Она смотрит на меня очень долго и пристально, потом улыбается и произносит:
- Ты очень на него похож.
- Неправда! Я весь в деда! – я ухожу, не прощаясь. Просто больше не могу!
А дома снова гости. Молодой человек с труднопроизносимым именем-отчеством. Ну может быть, не совсем молодой, но не больше сорока. Лет тридцать разницы со вчерашнем гостем – другой стиль, язык, манеры. Одним и тем же остается только твердое намерение извлечь из чужой конторы максимум своей выгоды.
Его предложение сводится к следующему – я вступаю в права наследования и тут же переписываю контору на них. Прямо у того же нотариуса для надежности.
- Вы же сами понимаете, Вадим Иванович, последние годы управление велось из рук вон плохо, управляющий Вашего деда, пользуясь его возрастом, выводил средства в овшоры.

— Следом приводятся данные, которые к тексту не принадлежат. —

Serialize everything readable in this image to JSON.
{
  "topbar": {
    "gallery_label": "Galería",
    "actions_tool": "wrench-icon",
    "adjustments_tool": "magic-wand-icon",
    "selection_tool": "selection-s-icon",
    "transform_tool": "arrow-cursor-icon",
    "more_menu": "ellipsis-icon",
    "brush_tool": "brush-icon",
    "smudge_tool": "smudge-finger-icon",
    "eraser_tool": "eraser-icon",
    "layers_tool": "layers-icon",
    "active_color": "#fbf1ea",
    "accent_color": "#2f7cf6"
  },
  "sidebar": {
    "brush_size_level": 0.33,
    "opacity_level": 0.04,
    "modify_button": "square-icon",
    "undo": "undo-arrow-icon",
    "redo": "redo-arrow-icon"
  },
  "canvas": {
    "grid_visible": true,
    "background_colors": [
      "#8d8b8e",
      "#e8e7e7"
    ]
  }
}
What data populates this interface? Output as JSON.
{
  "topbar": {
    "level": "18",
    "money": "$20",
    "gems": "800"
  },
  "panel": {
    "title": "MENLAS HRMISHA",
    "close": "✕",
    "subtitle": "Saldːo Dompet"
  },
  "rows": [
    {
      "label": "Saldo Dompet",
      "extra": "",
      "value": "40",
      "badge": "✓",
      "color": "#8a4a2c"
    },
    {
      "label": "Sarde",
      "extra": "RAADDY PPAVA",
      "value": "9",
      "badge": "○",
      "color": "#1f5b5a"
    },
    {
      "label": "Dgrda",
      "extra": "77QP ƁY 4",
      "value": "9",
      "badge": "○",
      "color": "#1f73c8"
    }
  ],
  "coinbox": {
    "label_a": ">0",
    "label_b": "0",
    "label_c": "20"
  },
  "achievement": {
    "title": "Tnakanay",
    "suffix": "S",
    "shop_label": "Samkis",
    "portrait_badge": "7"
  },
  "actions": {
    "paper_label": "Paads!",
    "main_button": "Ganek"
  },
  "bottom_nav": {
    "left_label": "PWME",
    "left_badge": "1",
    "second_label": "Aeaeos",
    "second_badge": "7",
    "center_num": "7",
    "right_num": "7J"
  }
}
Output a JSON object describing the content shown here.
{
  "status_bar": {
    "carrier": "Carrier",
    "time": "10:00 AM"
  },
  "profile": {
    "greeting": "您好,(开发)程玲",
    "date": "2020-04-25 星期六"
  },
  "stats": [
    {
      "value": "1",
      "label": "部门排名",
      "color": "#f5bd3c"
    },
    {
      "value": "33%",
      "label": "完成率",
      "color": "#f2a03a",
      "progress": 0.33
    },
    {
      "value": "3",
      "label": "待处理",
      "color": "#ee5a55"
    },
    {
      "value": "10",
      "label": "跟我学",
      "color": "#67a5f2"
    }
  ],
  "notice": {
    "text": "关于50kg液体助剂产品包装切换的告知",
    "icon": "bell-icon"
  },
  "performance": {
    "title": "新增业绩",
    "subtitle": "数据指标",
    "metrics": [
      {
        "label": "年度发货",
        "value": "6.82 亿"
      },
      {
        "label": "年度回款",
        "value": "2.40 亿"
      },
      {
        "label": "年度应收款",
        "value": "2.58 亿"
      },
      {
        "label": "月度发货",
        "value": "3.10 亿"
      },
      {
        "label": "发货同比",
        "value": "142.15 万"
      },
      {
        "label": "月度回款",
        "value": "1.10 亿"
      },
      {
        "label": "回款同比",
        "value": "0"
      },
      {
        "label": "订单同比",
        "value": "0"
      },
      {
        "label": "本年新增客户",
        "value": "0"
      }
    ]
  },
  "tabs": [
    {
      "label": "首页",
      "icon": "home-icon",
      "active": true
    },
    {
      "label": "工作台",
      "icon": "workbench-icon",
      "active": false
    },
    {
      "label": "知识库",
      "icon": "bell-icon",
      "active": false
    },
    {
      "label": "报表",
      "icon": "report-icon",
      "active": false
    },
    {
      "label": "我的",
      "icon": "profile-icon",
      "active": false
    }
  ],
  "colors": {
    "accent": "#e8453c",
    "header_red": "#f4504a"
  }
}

Вы тоже уже успели наделать долгов, заказов у Вас нет. И не будет в ближайшее время. Все, что у осталось у агентства, это его имя. Вот для его сохранения мы и предлагаем Вам эту сделку…
- Понимаю. Но не понимаю, в чем ее суть. Я вам – крепкое пока еще предприятие с широкой клиентской базой и незапятнанной репутацией, а вы мне?
- Назовем это гарантией Вашей личной неприкосновенности. Вашей, Вашего имущества и счетов…
И вот мы вновь там, с чего начали: один предлагает мне срок, другой – таз цемента. Отличный выбор!
- Личную неприкосновенность мне обеспечивают надежные деловые партнеры. Тот же Петрович очень заинтересован в нашем сотрудничестве. Всем старик готов поделиться: и опытом, и компроматом, и…
- С@ка! – и дальше непереводимая игра слов. Суть речи сводится к тому, что кто кого под куб закатает, еще вопрос. Что это за такой необычный арт-объект, хрен его знает!
Вечером я снова пью. Потому что мне страшно. Мне бы, конечно, хотелось сказать, что мне плевать, что компромат Петровича, точно так же, как и стволы более юных коллег по цеху меня не волнуют… Но это абсолютно и совершенно не так! Я боюсь.
И задаюсь вопросом, а боялся ли Иван?
Точнее нет, не так, то, что он боялся, под сомнение не ставится, но вот как выглядел его страх?
Впрочем, и это не важно! Я не похож не него! Нет!
Сегодня вечером я могу сказать это совершенно точно. И вот почему.
Я пьян. И пьяный брожу по пустому дому. Он живой, этот набор пеноблоков! И он следит за мной! Как-то же узнали Петрович со товарищи, что я уже в городе?! Ведь я нарочно не взял ни одной машины из дедова гаража, чтобы не палить по городу номера! Но все равно весь город уже в курсе. Чувствуя себя летящим против мельницы Дон Кихотом, я кидаюсь на поиски камер. В одной из плохо освещенных комнат я налетаю на зеркало в человеческий рост. И вижу в нем деда. Старый страшный человек, он стоит и смотрит на меня. А я смотрю на него.
И вновь не знаю, что сказать.
Он врал всем, что я остаюсь в Европе с его согласия. Так было страшно ему признаться в том, что он утратил надо мной власть? Или он был убежден, что еще прогнет меня под себя? Ведь ни на мгновение его власть не ослабевала, я всегда, мать его, всегда! – по любому поводу думал и о его мнении тоже. Мне не нужен тот, который вот уже полгода гниет в своем пышном гробу! Настоящий живой дед со мной! Во мне самом! Я сам скоро стану им…
Или пущу себе пулю в висок…
Но и тогда я не останусь самим собой.
У меня нет выбора.
Я просыпаюсь утром. На полу. Перед тем проклятым зеркалом. Оно очень кстати. Я привожу себя в божеский вид: бреюсь, достаю свой траурный костюм. К нотариусу я беру одну из машин деда. Черт знает почему! Не хочу взорваться в арендованном транспорте.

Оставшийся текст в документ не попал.